Armut, Flüchtlinge, christliche Nächstenliebe und Prioritäten des Staates
Armut, Flüchtlinge, christliche Nächstenliebe und Prioritäten des Staates
Datum: 25.12.2015, 20:06
Der Staat setzt immer schon Prioritäten. Er bestimmt, welchen Menschen geholfen wird und welchen nicht. Das gilt allerdings nicht nur für den Staat, sondern generell: Wir setzen immer schon Prioritäten. Auch diejenigen, die behaupten, allen Hilfsbedürftigen sollte geholfen werden, setzen Prioritäten, denn sie können faktisch nicht allen Hilfsbedürftigen helfen. Sie helfen nur bestimmten Hilfsbedürftigen oder einer bestimmten Gruppe von Hilfsbedürftigen. Andere Hilfsbedürftige oder andere Gruppen von Hilfsbedürftigen schließen sie bei ihrer Hilfeleistung aus.

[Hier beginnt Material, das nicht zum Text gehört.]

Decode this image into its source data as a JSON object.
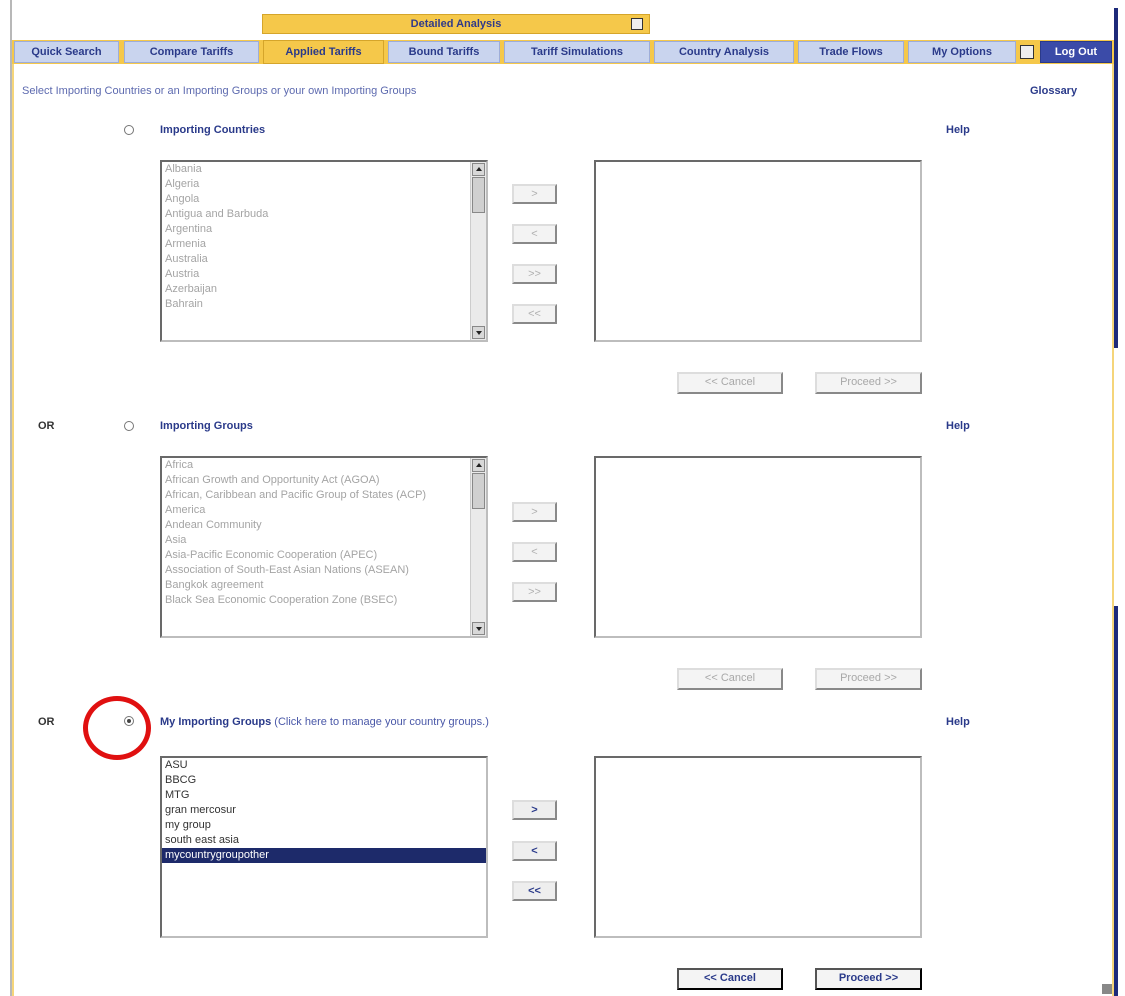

Es gibt sehr viel Armut in Deutschland. In meiner Stadt Frankfurt am Main sehe ich von Jahr zu Jahr immer mehr Obdachlose und Bettler (übrigens in überwältigender Mehrheit Männer), immer mehr deklassierte, arme, verwahrloste, alkohol- und drogenabhängige sowie psychisch gestörte Menschen (übrigens in überwältigender Mehrheit junge Männer). Viele von ihnen finden eine Bleibe in den U-Bahnen der Stadt.
Über die Kriminalität in Frankfurt, die zum größten Teil eine Folge der sozialen Verhältnisse ist, möchte ich an dieser Stelle lieber gar nichts schreiben.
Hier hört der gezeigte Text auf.